Она чуть было не стала читать заклинание Грозы еще раз, но это было бы ошибкой, потому что тогда, не исключено, возникла бы такая гроза, которая могла разрушить и самый ее замок… А молнии еще набирали силу. Следующий удар пришелся, когда Джарсин показалось, что она устала ждать. Удар тоже был правильным, хорошим, точным, ослепительным и оглушающим.
Но Камень снова промолчал, не издал ни одного блеска, хотя бы случайно похожего на искру. Джарсин не замечала, что сидит в своем кресле, обдаваемая сплошным потоком дождя, скорчившись, сжавшись в комок, хотя никогда прежде не боялась дождей… Она сидела и ждала, потому что в предсказании Берты Бело-Черной Созидательницы было сказано: когда молнии ударят в Камень трижды и он трижды не отзовется, тогда надеяться уже не что.
Третий удар пришелся вскоре после второго. И снова Джарсин не увидела искр, не увидела ничего, что могло бы ее хоть немного утешить. Она поняла, что Камень умер. И это означало, что ее прежнего мира больше нет.
Джарсин выбежала из покоя, в котором наколдовывала молнии. Такой ее никто из живущих в замке еще не видел! Служанки, стоящие на нижних ступенях и ожидающие, не понадобятся ли они Госпоже, в ужасе разбежались. Кнет выкатился за ней следом, но лишь сжался на ступенях, так что Джарсин, заметавшись на верхней площадке, об него чуть не споткнулась, и тогда она ударила его ногой, не понимая, насколько была сильной и резкой, но это отлично понял сам шут, когда со сломанными ребрами и, кажется, вывихнутой рукой, откатился на порог комнаты Камня и замер, задохнувшись от боли.
Хозяйка, едва заметив это, ринулась вниз, потом по анфиладам проходов и залов, о которых тут же забывала, и волосы ее, растрепанные бурей, развевались как у безумной. Да она и была в тот момент безумной, глаза ее горели неземным огнем, так горят только глаза драконов на старинных шпалерах, так светятся рубины при совершении над ними магических ритуалов, так могут гореть и уголья, если их раздувать горном.
Она бежала, ни на что не обращая внимания, она знала только одно: прошлое умерло вместе с Камнем! Ее гнал страх, невыносимый, не понимаемый простыми смертными ужас, что вот теперь со смертью Камня, изменилась сама структура ее, Джарсин, присутствия, власти в мире, и никто, даже она сама, не понимает, не может знать, как теперь будет дальше и что из этого получится.

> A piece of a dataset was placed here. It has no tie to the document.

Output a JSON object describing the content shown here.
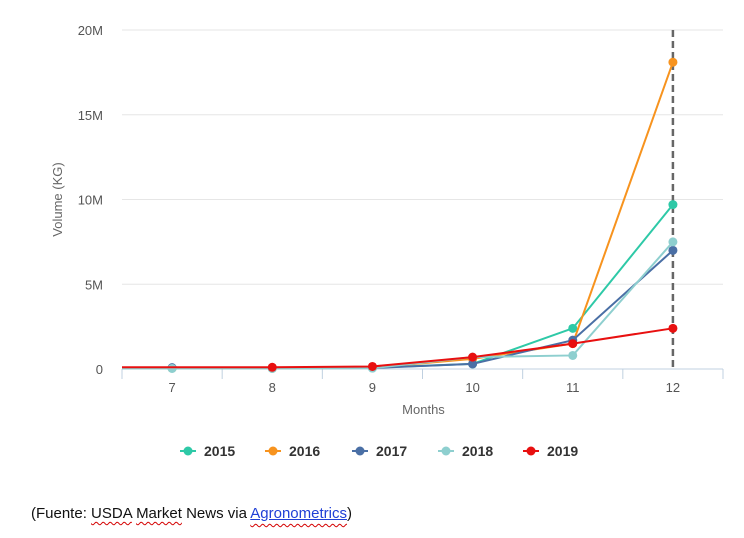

Наблюдательница неслась по замку, словно смертоносный вихрь. Некоторые из предметов мебели загорались при ее приближении от страшного, чудовищного выброса магической энергии, которая истекала из нее вместе со страхом. Многие драгоценные цветы в ее оранжерее, привезенные в замок со всех концов Нижнего мира, засыхали на глазах, будто бы на них обрушился острый поток нежизни. Кони в конюшне разбивали и ломали себе ноги, пробуя выбраться из тесных денников, словно при пожаре. А она летела по галереям и залам замка в своем развевающемся бело-черном платье. Даже где-то в отдалении некоторые из людей почувствовали беспокойство и страх, не догадываясь о его причине, и особенно плохо стало тем, в ком имелась искра, кого эти искры хотя бы ненароком касались в поиске пристанища…
Лишь когда гроза в серой вышине вдруг стихла, словно была не в силах соревноваться с той мощью, которую обрушила на мир Джарсин Наблюдательница, и там, в серых тучах, установилось относительное спокойствие, она стала понемногу и сама затихать. Она будто бы впитывала теперь это спокойствие сверху, вторила ему и понемногу обретала себя в прежнем качестве архимагички, бесстрастной и непоколебимой…
И едва ли не помимо ее воли, помимо ее волнения, которое оказалось таким страшным, она начинала думать, размышлять, сначала эмоционально, чего не бывало уже многие века, но постепенно все более по-прежнему, холодно и расчетливо.
Джарсин остановилась, огляделась, она находилась в огромном парадном зале, когда-то она устраивала тут небывало пышные приемы для тех, кого почитала верными себе и своей власти. Тогда тут бывали разные существа, приведенные ее рыцарями из Нижнего мира, и даже маги, которых она могла терпеть возле себя. С тех пор прошло уже более тысячи лет, зал обветшал, его стены натекли селитрой от сырости, царившей здесь, как в глубоком подвале, вымпелы и знамена давно исчезнувших царств и армий, свисающие сверху со специальных растяжек, истлели, превратившись в серые от пыли лохмотья, даже стальные мечи и доспехи, стоящие в нишах между окнами, истаяли от ржавчины. Даже стекла в сложных и тонко сработанных переплетах из темной бронзы помутнели от прошедших веков, за ними ничего невозможно было увидеть, и непонятно было, в какую часть света они смотрели… Кажется, все же на юг, на равнины, подумала Джарсин неуверенно.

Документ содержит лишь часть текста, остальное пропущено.